Les opérateurs de vélo en libre-service ont signé une charte de bonne conduite à la mairie de Paris.

Les opérateurs de vélo en libre-service ont signé une charte de bonne conduite à la mairie de Paris. - Geoffroy Van der Hasselt - AFP

Les opérateurs de vélos ou de scooters en libre-service ont pris des engagements ce mercredi auprès de la mairie de Paris pour encadrer leurs services. Les questions du stationnement et d'une redevance d'occupation du domaine publique doivent encore être discutées.

En quelques mois, ils sont apparus et se sont multipliés à Paris. Les vélos et les scooters en libre-service font désormais partie du paysage urbain de la capitale. Ces nouvelles solutions de mobilité pratiques, surtout en pleine crise du Vélib' se sont installées successivement, sans que de cadre ne soit vraiment établi.

Une première étape a été franchie ce mercredi avec la signature à l'Hôtel de ville de Paris d'une charte de bonne conduite de ces opérateurs. Deux textes ont été adoptés, l'un par les opérateurs de scooters en libre service (Cityscoot et COUP) et l'autre par les acteurs du vélo sans borne (notamment Ofo ou Mobike). Depuis six mois, cette dizaine d'opérateurs discutait avec la mairie de Paris.

"Ces opérateurs ne resteront longtemps à Paris et n'auront un service rentable que si et seulement si c'est accepté par les Parisiens et qu'ily a un minimum de discipline et de respect de l'espace public", a expliqué Jean-Louis Missika, maire-adjoint en charge de l'urbanisme. 

Un cadre pour "montrer l'exemple"

"C'est important pour les futurs acteurs de montrer l'exemple et qu'il y ait une charte qui soit là pour savoir dans quel cadre ils peuvent arriver", souligne Maureen Houel, directrice générale de COUP. 

La charte engage notamment les opérateurs à prendre en charge les engins gênants.

"Les vélos qui sont devenus des épaves doivent être traités par l'opérateur. Ou sinon c'est le service d'encombrants de la ville de Paris qui s'en occupe, mais ce n'est pas gratuit et nous faisons payer la facture à l'opérateur", prévient Jean-Louis Missika. 

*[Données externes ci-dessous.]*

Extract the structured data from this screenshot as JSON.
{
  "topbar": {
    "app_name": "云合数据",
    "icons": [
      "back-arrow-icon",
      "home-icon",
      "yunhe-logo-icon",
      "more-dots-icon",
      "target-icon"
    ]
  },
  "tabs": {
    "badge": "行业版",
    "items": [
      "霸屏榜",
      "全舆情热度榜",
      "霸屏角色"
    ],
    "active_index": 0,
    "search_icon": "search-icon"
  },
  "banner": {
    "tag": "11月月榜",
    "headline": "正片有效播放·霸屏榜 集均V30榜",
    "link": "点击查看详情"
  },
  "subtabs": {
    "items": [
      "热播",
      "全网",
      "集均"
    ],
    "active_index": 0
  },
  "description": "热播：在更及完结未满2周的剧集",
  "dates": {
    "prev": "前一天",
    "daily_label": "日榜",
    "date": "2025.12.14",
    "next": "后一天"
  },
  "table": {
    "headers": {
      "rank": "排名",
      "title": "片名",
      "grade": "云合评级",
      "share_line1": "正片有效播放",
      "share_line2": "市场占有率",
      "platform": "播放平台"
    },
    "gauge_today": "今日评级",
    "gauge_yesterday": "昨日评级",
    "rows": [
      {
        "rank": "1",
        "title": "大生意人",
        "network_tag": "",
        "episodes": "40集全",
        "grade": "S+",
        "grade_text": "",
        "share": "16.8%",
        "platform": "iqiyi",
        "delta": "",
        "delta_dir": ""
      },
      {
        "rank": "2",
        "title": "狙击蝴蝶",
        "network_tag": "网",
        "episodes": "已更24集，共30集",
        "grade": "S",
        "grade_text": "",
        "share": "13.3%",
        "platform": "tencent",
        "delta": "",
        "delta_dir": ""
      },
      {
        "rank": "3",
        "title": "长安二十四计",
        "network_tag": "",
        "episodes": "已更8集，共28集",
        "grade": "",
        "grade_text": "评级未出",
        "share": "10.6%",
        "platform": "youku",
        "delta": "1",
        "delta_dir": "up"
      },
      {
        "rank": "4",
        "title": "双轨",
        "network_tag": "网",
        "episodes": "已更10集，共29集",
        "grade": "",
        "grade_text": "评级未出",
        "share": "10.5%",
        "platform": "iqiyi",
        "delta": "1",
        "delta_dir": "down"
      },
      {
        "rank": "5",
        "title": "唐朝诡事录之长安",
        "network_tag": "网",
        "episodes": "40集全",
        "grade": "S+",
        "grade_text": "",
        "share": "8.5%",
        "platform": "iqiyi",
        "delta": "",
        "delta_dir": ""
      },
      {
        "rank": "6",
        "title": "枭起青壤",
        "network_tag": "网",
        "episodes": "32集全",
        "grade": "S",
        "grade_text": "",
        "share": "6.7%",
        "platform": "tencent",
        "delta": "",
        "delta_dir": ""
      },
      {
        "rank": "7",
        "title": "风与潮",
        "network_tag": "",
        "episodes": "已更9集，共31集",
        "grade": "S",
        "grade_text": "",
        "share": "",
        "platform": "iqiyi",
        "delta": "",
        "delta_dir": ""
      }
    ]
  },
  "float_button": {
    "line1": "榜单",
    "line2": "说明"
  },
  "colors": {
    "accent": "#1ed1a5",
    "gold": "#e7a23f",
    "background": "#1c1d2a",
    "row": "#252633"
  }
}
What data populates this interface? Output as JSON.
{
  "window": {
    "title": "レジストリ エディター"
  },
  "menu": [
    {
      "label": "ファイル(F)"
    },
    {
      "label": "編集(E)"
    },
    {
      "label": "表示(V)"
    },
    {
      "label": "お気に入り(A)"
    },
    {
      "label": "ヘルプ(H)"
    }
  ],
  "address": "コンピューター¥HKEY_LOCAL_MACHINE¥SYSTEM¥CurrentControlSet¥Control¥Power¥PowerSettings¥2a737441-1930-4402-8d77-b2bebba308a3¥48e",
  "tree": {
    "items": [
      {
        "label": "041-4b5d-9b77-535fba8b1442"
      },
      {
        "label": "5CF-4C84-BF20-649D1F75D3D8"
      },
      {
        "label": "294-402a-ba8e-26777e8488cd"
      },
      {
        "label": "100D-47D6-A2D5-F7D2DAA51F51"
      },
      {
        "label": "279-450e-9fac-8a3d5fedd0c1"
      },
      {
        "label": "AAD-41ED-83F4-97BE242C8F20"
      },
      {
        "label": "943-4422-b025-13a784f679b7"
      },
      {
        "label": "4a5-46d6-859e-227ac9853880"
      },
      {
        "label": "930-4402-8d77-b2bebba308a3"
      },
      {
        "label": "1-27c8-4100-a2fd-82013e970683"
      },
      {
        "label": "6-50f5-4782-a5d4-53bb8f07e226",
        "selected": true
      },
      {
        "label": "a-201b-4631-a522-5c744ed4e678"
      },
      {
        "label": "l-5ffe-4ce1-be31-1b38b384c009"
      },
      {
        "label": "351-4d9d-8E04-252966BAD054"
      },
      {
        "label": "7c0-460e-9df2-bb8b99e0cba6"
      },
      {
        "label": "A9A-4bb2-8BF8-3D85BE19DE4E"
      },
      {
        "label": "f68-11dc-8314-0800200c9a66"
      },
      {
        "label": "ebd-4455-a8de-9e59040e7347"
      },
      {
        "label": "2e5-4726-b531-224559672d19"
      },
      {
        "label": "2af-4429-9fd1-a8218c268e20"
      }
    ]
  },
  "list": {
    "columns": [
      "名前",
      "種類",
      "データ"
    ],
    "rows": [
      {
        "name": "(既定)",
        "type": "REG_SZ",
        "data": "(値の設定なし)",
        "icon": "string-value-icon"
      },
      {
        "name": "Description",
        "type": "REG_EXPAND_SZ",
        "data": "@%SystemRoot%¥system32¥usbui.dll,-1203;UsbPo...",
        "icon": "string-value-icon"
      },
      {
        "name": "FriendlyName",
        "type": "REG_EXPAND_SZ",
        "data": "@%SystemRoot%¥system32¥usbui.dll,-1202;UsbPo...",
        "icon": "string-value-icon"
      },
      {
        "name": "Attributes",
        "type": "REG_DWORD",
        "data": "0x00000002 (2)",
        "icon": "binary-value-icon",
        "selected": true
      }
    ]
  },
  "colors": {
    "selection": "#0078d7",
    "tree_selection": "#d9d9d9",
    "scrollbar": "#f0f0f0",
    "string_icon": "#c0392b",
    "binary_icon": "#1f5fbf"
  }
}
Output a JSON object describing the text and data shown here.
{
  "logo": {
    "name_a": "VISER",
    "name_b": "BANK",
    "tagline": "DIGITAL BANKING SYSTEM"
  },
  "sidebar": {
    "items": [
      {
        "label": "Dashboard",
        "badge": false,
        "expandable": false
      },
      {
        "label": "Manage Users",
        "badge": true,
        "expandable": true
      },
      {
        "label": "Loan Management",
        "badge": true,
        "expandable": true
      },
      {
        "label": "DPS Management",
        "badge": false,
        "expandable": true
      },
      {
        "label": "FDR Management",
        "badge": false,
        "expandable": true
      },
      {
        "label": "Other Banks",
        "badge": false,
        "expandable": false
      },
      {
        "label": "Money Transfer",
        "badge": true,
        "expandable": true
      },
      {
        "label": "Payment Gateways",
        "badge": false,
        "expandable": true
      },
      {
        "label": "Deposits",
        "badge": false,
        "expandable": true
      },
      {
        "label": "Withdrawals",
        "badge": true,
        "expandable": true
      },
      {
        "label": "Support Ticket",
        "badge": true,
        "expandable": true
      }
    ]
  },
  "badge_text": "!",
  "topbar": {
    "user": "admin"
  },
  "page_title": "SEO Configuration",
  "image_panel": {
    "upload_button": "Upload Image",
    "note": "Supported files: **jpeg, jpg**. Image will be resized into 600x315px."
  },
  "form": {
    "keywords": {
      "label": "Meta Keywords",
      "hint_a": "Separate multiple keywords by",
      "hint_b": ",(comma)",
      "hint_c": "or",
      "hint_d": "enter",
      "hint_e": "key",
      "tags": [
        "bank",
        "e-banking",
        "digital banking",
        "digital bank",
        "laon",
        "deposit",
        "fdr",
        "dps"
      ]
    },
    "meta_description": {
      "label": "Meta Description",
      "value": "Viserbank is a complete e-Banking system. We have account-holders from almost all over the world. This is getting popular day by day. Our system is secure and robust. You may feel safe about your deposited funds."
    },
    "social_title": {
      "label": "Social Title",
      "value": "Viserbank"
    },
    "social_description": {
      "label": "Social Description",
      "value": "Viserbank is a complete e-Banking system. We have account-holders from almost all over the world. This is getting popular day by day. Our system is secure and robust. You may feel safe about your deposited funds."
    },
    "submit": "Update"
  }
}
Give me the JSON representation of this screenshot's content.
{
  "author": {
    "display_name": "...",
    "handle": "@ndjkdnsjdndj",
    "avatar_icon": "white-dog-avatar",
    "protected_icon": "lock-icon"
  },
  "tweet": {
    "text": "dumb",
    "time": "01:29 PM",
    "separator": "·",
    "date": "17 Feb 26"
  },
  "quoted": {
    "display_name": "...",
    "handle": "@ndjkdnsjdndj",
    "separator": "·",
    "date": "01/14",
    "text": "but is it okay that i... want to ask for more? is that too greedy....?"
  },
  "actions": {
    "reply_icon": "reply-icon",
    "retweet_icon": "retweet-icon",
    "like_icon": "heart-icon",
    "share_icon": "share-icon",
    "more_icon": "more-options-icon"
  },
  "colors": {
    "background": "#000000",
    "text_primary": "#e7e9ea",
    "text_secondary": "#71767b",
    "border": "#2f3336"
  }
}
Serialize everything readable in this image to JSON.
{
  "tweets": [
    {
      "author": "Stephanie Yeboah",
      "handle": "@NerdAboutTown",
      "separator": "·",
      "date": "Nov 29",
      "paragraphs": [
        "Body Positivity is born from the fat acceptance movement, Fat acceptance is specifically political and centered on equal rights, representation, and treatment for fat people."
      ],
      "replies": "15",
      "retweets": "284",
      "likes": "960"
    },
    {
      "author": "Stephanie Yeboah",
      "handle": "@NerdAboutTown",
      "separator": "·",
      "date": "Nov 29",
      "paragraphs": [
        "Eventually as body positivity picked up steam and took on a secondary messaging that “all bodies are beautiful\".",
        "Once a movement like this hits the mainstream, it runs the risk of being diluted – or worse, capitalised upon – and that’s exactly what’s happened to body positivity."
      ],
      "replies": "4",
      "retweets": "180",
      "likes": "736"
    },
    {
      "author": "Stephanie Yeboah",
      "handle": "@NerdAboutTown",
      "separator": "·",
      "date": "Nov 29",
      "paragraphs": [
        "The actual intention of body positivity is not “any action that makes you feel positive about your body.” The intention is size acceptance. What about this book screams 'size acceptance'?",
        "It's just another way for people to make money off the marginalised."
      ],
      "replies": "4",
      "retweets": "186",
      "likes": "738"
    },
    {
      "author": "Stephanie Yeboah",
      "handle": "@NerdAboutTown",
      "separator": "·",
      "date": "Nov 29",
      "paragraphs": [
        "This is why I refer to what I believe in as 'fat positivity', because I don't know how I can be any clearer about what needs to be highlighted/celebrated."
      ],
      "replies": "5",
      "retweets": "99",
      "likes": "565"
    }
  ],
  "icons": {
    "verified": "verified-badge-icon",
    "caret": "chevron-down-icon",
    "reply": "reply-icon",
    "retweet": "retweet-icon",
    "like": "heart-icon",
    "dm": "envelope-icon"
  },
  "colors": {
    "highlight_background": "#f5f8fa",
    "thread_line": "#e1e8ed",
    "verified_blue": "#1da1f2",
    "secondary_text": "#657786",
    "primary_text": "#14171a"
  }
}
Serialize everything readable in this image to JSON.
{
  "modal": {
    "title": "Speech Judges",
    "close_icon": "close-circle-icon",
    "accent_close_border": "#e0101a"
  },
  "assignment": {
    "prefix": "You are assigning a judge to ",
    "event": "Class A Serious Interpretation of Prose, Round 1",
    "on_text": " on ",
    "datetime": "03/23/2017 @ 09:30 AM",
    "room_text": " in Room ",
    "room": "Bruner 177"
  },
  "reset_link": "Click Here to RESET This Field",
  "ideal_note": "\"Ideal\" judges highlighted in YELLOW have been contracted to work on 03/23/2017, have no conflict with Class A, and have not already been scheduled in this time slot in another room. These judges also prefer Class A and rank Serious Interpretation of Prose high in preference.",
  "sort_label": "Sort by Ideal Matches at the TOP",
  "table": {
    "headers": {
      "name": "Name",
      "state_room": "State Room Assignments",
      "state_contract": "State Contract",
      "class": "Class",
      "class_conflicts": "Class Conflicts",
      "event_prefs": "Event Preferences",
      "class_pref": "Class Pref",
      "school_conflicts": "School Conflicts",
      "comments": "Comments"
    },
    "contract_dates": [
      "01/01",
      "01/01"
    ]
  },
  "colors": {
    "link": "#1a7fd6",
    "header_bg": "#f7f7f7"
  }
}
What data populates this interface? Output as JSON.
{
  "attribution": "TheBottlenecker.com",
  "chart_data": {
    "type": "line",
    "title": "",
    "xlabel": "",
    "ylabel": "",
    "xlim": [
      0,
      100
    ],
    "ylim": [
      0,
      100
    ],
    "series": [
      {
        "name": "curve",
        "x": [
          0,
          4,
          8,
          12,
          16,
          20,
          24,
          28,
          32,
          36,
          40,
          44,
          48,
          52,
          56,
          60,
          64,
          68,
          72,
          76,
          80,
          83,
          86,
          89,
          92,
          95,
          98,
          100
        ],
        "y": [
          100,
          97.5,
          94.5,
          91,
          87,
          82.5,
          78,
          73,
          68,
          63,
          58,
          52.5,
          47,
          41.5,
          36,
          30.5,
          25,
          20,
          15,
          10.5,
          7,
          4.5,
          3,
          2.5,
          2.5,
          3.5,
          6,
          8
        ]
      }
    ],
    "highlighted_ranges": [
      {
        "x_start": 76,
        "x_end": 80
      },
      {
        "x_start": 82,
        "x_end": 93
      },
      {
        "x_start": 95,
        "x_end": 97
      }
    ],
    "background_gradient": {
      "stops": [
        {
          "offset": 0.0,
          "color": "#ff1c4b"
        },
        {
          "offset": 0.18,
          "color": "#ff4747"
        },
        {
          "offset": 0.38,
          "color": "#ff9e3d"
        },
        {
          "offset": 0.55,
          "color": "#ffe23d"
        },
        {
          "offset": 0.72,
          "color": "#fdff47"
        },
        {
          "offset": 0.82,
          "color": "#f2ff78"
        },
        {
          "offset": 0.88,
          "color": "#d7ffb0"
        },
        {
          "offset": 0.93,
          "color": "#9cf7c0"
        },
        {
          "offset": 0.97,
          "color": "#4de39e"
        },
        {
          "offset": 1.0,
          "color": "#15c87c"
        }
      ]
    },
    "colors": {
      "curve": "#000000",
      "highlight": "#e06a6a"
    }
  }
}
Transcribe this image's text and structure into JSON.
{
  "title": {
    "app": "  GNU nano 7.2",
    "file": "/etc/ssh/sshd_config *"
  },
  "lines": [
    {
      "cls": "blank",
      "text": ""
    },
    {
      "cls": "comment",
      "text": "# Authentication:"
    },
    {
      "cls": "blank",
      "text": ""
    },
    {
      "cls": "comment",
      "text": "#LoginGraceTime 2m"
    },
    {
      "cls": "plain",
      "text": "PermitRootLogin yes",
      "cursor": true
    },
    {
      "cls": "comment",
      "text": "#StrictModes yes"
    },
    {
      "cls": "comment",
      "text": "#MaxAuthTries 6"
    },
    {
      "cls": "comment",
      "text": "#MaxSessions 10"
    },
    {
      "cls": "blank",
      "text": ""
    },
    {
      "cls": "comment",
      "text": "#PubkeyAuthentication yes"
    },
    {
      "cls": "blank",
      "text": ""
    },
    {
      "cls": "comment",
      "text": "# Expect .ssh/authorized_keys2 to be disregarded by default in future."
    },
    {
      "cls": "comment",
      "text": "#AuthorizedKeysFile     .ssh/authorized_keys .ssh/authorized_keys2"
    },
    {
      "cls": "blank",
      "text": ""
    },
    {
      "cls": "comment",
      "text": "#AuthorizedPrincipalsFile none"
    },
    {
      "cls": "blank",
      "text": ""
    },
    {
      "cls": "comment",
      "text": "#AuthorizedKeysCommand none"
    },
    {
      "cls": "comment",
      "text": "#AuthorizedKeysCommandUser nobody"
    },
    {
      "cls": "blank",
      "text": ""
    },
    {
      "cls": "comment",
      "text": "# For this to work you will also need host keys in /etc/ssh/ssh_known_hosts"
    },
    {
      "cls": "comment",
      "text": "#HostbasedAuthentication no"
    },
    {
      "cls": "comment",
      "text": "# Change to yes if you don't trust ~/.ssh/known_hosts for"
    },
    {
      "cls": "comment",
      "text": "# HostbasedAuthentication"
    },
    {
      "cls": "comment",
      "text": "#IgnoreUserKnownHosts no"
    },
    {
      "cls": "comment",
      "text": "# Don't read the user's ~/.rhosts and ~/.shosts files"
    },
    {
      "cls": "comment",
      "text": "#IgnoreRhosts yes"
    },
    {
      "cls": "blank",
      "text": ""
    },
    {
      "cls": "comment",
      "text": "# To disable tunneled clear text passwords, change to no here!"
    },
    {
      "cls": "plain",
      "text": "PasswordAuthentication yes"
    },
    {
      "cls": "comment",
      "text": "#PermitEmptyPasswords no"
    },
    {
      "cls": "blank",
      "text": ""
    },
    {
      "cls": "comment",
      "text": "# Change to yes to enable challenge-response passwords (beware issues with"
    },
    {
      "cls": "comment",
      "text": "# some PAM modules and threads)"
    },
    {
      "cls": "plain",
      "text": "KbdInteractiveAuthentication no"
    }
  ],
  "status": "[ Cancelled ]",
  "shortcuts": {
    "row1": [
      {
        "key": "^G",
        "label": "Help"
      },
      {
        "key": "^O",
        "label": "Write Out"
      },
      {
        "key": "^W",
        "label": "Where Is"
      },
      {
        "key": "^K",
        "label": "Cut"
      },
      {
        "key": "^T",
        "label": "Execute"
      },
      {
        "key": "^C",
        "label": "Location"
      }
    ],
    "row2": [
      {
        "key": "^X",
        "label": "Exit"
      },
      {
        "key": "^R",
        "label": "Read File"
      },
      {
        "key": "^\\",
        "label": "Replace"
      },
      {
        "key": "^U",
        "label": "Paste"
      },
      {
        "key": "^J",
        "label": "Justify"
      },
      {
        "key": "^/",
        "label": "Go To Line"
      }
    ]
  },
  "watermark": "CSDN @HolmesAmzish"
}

Du côté des scooters, là aussi, les opérateurs ont pris comme engagement d'enlever les scooters dont le stationnement est considéré comme dangereux, dans un délai de 24 heures. D'ici la fin de l'année, ils devront aussi avoir recours à des véhicules de maintenance propres. 

Quelles solutions pour encadrer le stationnement?

La charte n'a toutefois pas réglé certains points comme la question du stationnement anarchique sur les trottoirs. Plusieurs pistes sont à l'étude, des zones de stationnement obligatoires pourraient être signifiées à l'utilisateur sur son application mobile ou bien matériellement marquée au sol.

La question d'une redevance pour occupation du service public versée à la mairie de Paris devra aussi être discutée. Cette charte, prévue comme étant "évolutive" fera l'objet de nouvelles discutions chaque année. D'autres moyens de transport pourraient être concernés à l'avenir comme les trottinettes électriques en libre-service du groupe Lime, qui viennent juste de s'installer à Paris.